Specifically, we evaluated the impact of these features in shaping the
occurrence of the commonest bumblebees parasites, trypanosomatids
(Crithidia spp.), microsporidians (Nosema spp.) and
neogregarines (Apicystis spp.) (Ivers et al., 2022;
Theodorou et al., 2016; Youngstead et al., 2015). Since the reduced and
fragmented green habitats of the more urbanized landscape are expected
to concentrate bees to the remnant patches available for foraging
(Dylewski et al., 2019; Quistberg et al., 2016), we hypothesized to
observe an increase in the parasite richness and probability of
infection in the smaller and more fragmented green habitats of the more
urbanized areas.
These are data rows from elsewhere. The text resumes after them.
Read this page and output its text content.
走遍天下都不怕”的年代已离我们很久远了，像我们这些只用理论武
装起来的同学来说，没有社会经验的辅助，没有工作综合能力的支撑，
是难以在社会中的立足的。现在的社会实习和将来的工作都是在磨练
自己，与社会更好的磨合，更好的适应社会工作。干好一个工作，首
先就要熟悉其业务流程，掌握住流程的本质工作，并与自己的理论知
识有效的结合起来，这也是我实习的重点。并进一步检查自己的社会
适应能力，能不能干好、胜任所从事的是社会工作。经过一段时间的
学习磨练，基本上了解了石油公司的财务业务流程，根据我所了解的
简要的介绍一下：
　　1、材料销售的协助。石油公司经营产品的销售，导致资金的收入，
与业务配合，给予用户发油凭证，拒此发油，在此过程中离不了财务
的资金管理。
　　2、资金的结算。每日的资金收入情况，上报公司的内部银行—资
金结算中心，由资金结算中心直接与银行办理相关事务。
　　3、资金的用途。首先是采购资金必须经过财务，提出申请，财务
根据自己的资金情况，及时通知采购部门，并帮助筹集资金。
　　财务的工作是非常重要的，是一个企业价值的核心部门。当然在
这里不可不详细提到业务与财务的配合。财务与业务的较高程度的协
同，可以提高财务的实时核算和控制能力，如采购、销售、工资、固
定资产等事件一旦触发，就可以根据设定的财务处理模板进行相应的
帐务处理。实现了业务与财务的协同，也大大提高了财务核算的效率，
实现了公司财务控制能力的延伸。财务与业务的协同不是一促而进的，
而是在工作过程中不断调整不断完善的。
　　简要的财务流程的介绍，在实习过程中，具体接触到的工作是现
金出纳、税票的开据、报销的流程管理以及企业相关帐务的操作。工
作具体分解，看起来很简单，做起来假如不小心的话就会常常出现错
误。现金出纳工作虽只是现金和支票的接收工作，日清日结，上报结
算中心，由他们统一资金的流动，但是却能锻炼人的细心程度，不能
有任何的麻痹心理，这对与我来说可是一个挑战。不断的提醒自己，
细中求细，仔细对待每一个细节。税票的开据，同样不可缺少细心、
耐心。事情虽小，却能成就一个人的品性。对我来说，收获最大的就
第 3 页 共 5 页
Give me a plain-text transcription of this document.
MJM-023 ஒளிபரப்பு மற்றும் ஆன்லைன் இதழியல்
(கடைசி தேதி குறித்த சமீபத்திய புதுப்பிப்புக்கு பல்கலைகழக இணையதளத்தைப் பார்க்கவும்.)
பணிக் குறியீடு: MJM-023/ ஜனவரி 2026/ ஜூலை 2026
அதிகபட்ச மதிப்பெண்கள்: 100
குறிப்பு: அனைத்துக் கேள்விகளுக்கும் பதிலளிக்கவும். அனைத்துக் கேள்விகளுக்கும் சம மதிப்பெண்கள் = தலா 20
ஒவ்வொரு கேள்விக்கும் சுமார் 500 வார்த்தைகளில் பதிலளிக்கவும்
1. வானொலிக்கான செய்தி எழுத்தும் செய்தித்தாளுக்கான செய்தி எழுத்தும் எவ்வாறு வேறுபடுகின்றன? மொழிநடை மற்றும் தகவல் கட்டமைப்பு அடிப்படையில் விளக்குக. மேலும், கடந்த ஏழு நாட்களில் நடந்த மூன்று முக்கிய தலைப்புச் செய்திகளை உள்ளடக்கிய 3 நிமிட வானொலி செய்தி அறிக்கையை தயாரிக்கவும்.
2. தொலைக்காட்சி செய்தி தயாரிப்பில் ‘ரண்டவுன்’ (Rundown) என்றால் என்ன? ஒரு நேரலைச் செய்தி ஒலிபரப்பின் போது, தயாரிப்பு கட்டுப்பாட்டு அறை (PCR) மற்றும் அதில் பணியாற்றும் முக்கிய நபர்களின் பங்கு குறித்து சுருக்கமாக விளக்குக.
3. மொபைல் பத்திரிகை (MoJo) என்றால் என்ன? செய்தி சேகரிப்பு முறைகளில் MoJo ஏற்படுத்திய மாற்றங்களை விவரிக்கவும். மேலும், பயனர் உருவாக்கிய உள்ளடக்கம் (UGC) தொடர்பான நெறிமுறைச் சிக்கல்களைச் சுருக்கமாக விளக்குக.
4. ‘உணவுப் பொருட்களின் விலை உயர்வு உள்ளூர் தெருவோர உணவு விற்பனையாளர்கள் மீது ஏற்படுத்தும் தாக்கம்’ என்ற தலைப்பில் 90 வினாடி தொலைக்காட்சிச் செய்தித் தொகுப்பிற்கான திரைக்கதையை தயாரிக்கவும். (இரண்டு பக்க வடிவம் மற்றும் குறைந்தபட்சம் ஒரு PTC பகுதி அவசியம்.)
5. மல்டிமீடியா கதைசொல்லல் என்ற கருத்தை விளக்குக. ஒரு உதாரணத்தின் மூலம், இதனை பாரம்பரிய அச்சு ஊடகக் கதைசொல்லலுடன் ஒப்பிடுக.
At the local scale, high availability and diversity of
floral resources are expected to increase pollinator community richness
and abundance (Tommasi et al., 2021, Hulsmann et al., 2015) thus
following disease ecology theory (Becker et al.,, 2015) we hypothesized
to observe also a positive correlation among flower abundance and
parasite richness and probability of infection. Furthermore, based on
previous research showing a positive correlation between beekeeping and
the spread of parasites to wild species (Graystock et al., 2016a), we
expected a higher parasite richness and probability of infection in
bumblebees collected from study sites with a higher abundance of
honeybee hives in the surrounding and/or located closer to the apiary.